From research to tooling
These principles are not only theoretical. We translated them into a compact prototype: a metaphor tagger and a small web application. The goal was not poetic analysis but practical communication, hearing what a person tries to say and producing outputs useful to both patient and clinician.
To make this possible we designed a stack and workflow that turn linguistic principles into a functioning system.
Stack
Python handles text processing, spaCy provides tokenisation and lemmatisation, curated regex deliver high precision pattern matching, and a taxonomy stored in JSON keeps categories maintainable. Flask serves an API and a simple interface. Small Transformer components are added only when disambiguation requires extra context.
Pipeline
Input text is normalised and segmented. Regex and lexicon rules propose metaphor candidates and attach labels from the taxonomy. Context windows are passed to a light classifier when needed. Each candidate is linked to experiential hints and to plain clinical paraphrases. The system produces two summaries, one written for the patient and another written for the clinician, both printable and ready for consultation.
Why hybrid rules help
Rules make decisions interpretable and keep false positives low. They provide transparency about why an expression was tagged. The classifier resolves boundary cases and register shifts that rules alone cannot capture. The combination provides speed, clarity, and enough flexibility to work across speakers and contexts.
Conclusion
Figurative language is not a problem to correct. It is a resource to understand. In healthcare communication, metaphors carry clues about pain, urgency, and emotion that are too important to ignore. When NLP treats metaphor as signal, summaries become more faithful, extraction becomes more complete, and recommendations become more humane.

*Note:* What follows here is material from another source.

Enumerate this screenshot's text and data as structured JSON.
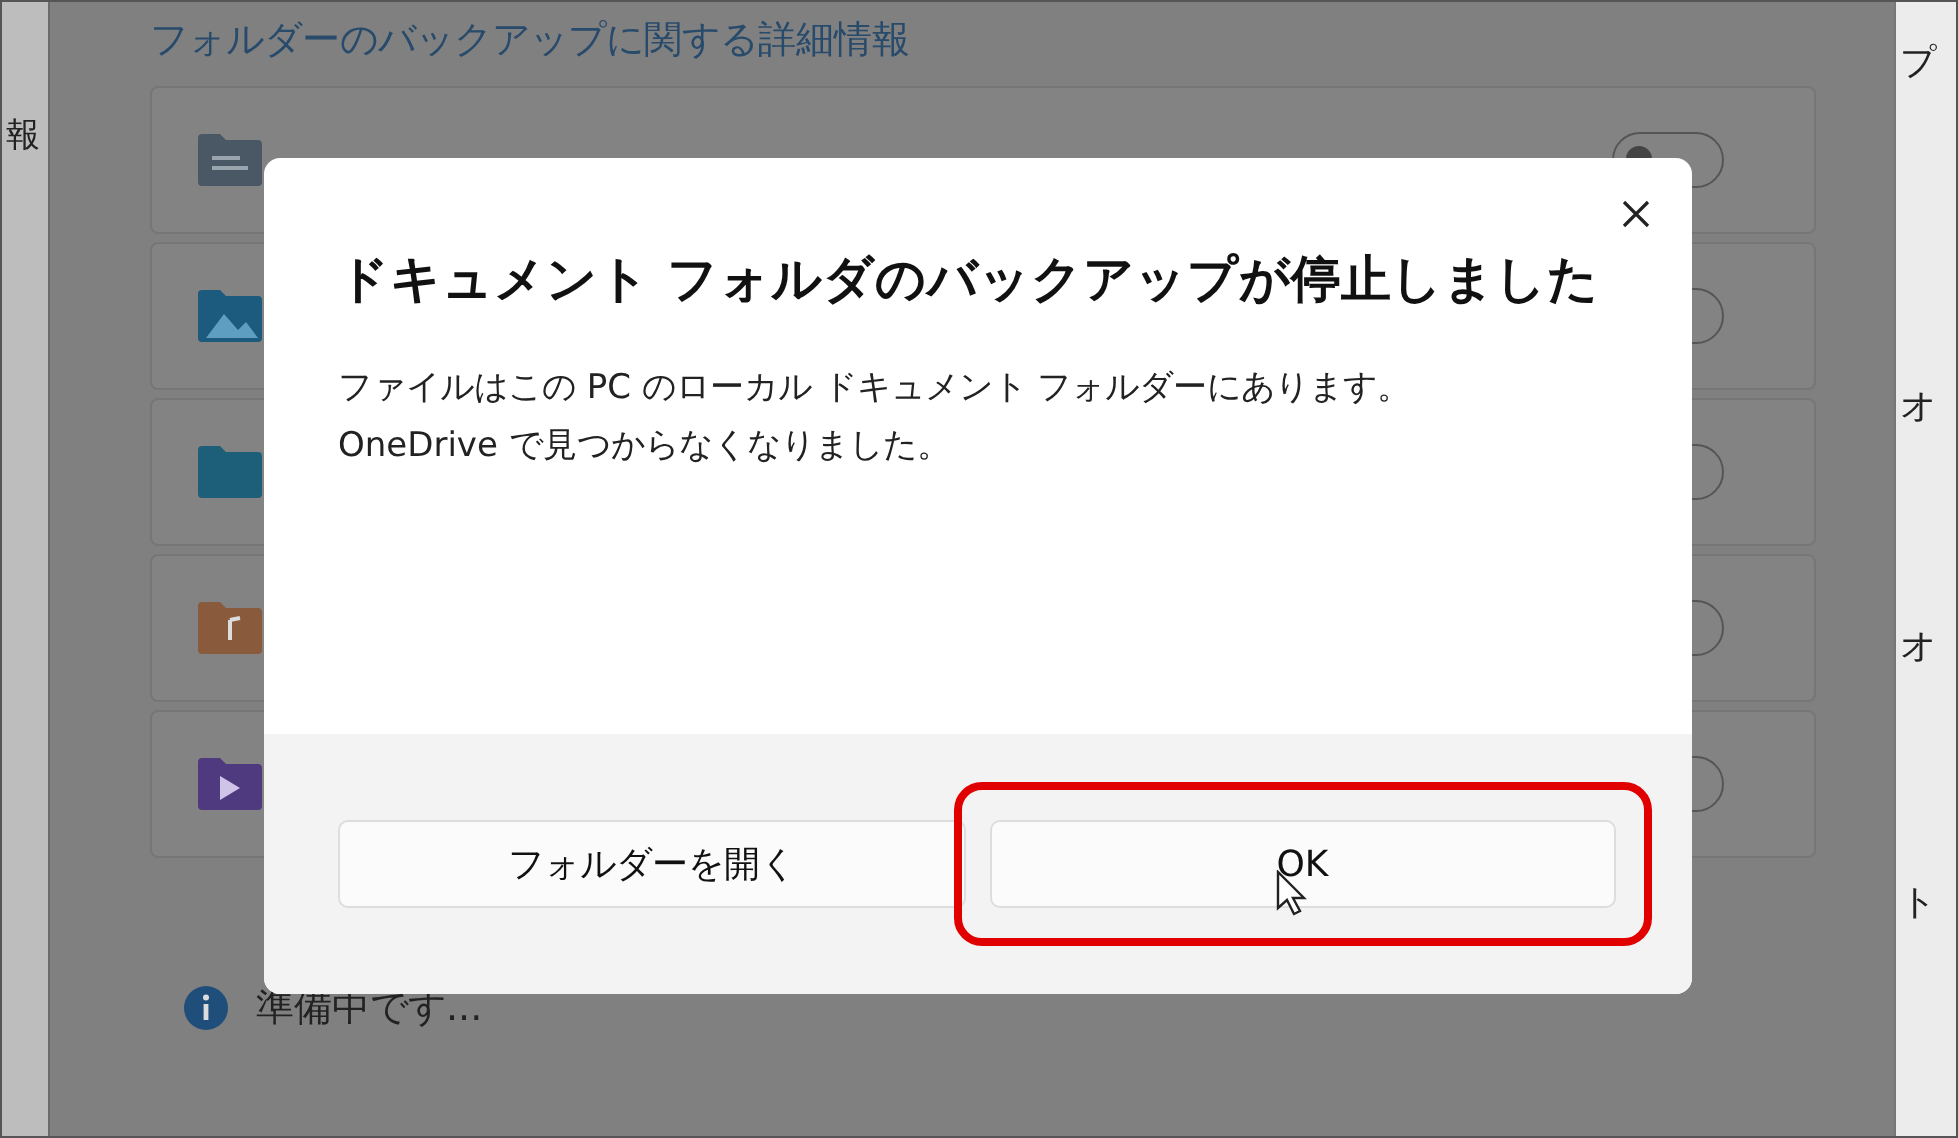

Linguistics brings models closer to meaning by making patterns explicit, embedding pragmatics, and honouring variation. Tools like a metaphor tagger and communication focused apps show how this integration works in practice. They show that machines can be taught not only to parse words but to listen for what lies behind them. If we want NLP to support care, mental health, education, and other domains where human stakes are high, we need systems that take figurative language seriously. Humane technology begins by listening first and processing second.